Who Should Listen to Fierce Ambition
Listeners who are drawn to twentieth-century history, women in journalism, or Cold War political culture will find this essential. It's also the right listen for readers who loved books like Susan Orlean's The Library Book or Candice Millard's work, narrative nonfiction where the research is invisible but total. Anyone coming in expecting a straightforward feminist triumph narrative will find something more honest and more interesting than that. Higgins was a complicated person. Conant takes that seriously, and the audiobook is better for it.
Frequently Asked Questions
How much of Fierce Ambition covers the Korea War reporting versus Higgins's full career?
A substantial portion is devoted to Korea, where Higgins won her Pulitzer, but Conant traces the full arc from her early Tribune years through Dachau, the Cold War Washington period, and her controversial Vietnam reporting before her death in 1966.
Is prior knowledge of Marguerite Higgins required to get the most from this biography?

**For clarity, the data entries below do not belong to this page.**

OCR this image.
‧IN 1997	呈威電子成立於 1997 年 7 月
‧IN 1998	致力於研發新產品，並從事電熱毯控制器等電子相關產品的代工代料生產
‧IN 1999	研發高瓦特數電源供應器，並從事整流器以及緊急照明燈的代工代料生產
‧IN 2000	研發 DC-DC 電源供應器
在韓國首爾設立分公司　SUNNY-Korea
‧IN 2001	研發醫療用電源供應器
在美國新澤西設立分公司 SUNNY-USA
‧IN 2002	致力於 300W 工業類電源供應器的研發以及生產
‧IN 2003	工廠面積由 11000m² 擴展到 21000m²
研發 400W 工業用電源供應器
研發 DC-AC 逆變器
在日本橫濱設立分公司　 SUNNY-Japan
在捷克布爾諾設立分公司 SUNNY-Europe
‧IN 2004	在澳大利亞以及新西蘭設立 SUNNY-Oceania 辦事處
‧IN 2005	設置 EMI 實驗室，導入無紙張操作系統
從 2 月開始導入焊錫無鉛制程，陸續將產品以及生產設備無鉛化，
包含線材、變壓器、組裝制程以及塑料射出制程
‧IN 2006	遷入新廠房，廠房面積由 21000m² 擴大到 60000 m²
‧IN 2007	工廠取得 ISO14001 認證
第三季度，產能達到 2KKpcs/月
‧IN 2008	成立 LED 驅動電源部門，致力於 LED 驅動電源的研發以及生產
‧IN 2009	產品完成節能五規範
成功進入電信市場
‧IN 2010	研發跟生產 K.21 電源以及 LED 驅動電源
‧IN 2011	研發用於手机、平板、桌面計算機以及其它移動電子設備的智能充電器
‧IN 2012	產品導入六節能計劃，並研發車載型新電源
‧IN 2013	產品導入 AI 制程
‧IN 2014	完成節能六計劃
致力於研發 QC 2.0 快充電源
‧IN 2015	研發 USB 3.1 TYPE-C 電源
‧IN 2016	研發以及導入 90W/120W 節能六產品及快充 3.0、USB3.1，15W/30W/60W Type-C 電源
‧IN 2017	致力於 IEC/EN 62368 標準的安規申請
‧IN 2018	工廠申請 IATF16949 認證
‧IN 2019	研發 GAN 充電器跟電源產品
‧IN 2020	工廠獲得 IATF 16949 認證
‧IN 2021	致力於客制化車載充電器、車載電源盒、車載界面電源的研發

Not at all. Conant is a skilled narrative biographer who builds context as she goes. Listeners unfamiliar with Higgins will be well oriented by the first few chapters.
Does EJ Lavery's narration handle the distinction between Conant's voice and direct quotation from Higgins's dispatches?
Yes, Lavery makes the tonal shift between narrative and sourced material clear without exaggerating the contrast. The dispatches from the front feel like dispatches, not recitation.
How does this compare to other Jennet Conant audiobooks for listeners who have followed her work?
Devoted Conant readers will recognize the deep archival sourcing and the refusal to flatten complicated figures. Several reviewers who had read her previous books called this among her best work. The subject may be less well-known than J. Robert Oppenheimer, but the treatment is equally thorough.